Doubtless you know the contours already: Jeff Bezos’ fiancee Lauren Sánchez, pop star Katy Perry, and four other women did a big space tourism trip in the name of performative femiladyism, wearing “space suits” cut so as to require a pair of Spanx underneath. “We’re going to have lash extensions flying in the capsule,” Sánchez said. “We are going to put the ‘ass’ in astronaut,” Perry said.
ICE Is Paying Palantir $30 Million to Build ‘ImmigrationOS’ Surveillance Platform
Palantir continues to take massive amounts of data to use in surveillance against everyone, including Americans. It’s even worse to see America’s gestapo—ICE—empowered to hurt more people by these companies.
Immigration and Customs Enforcement is paying software company Palantir $30 million to provide the agency with “near real-time visibility” on people self-deporting from the United States, according to a contract justification published in a federal register on Thursday. The tool would also help ICE choose who to deport, giving special priority to “visa overstays,” the document shows.
DOGE Is Building a Master Database to Surveil and Track Immigrants
Speaking of using data to terrorize, DOGE is doing something similar, building a database of Americans so the government can target anyone out of favor, from immigrants to dissidents.

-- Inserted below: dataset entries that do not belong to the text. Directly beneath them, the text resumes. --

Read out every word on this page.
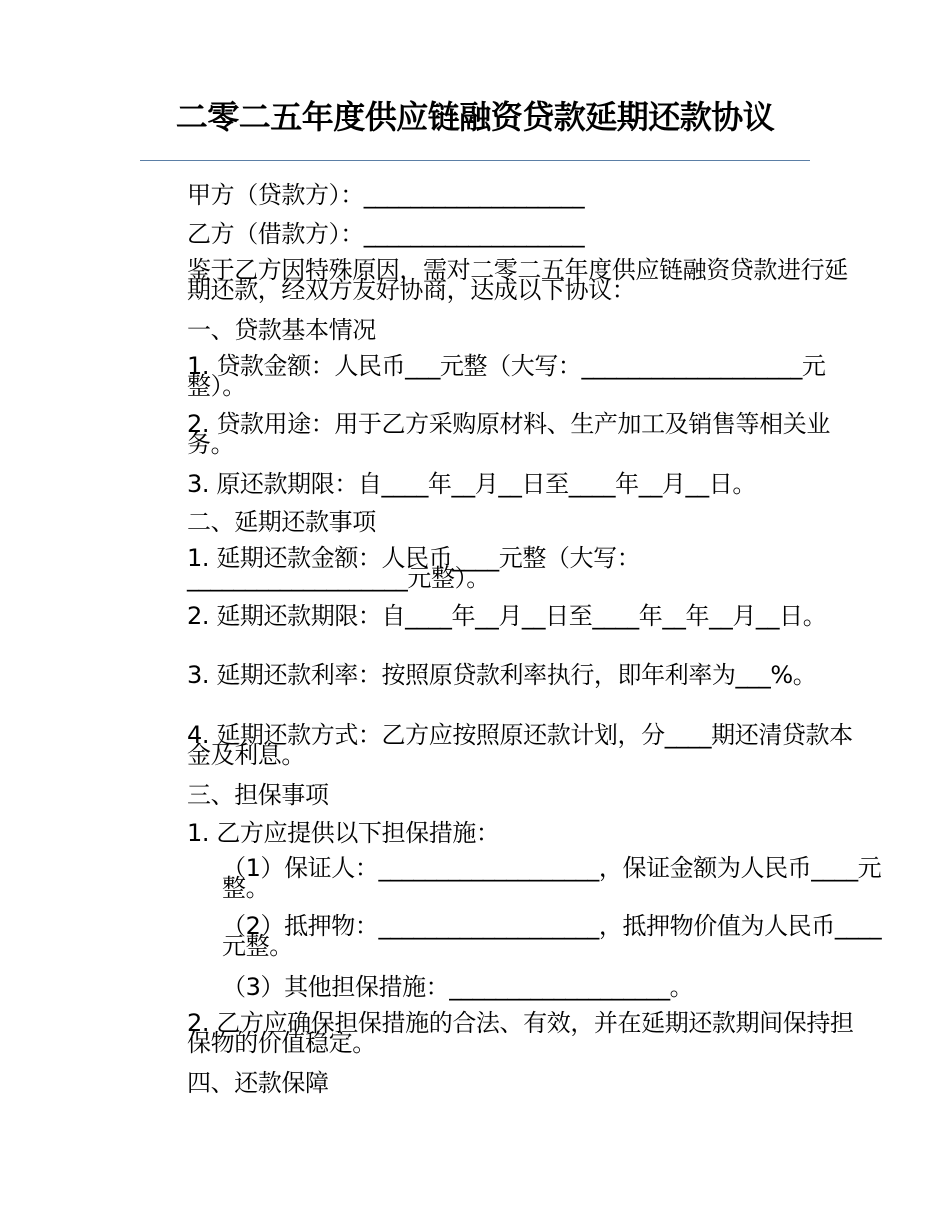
二零二五年度供应链融资贷款延期还款协议
甲方（贷款方）：___________________
乙方（借款方）：___________________
鉴于乙方因特殊原因，需对二零二五年度供应链融资贷款进行延期还款，经双方友好协商，达成以下协议：
一、贷款基本情况
1. 贷款金额：人民币___元整（大写：___________________元整）。
2. 贷款用途：用于乙方采购原材料、生产加工及销售等相关业务。
3. 原还款期限：自____年__月__日至____年__月__日。
二、延期还款事项
1. 延期还款金额：人民币____元整（大写：___________________元整）。
2. 延期还款期限：自____年__月__日至____年__年__月__日。
3. 延期还款利率：按照原贷款利率执行，即年利率为___%。
4. 延期还款方式：乙方应按照原还款计划，分____期还清贷款本金及利息。
三、担保事项
1. 乙方应提供以下担保措施：
（1）保证人：___________________，保证金额为人民币____元整。
（2）抵押物：___________________，抵押物价值为人民币____元整。
（3）其他担保措施：___________________。
2. 乙方应确保担保措施的合法、有效，并在延期还款期间保持担保物的价值稳定。
四、还款保障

DOGE is knitting together immigration databases from across DHS and uploading data from outside agencies including the Social Security Administration (SSA), as well as voting records, sources say. This, experts tell WIRED, could create a system that could later be searched to identify and surveil immigrants.
We built UX. We broke UX. And now we have to fix it!
As a product person, I work with and advocate for UX all the time. But as the world of product management and UX shifts, we have to realign to ensure we’re creating the best outcomes.
We didn’t just lose our influence. We gave it away. UX professionals need to stop accepting silence, reclaim our seat at the table, and design with strategic clarity, not just surface polish.
Other Interesting Finds
Theory of mind: What chess and drug dealers can teach you about manipulation
The greatest tacticians are those who think ahead. Chess grandmasters, famous generals, great world leaders, and mafia dons all share one skill: They are all many more steps ahead than their rivals.
Trump Officials Blame Mistake for Setting Off Confrontation With Harvard
This past week, America did something surprising—we started rooting for Harvard. As the university stood up to a long list of demands from the Trump government, it showed that companies and institutions can push back. And in doing so, expose the chaos within our current government.
It is unclear what prompted the letter to be sent last Friday. Its content was authentic, the three people said, but there were differing accounts inside the administration of how it had been mishandled.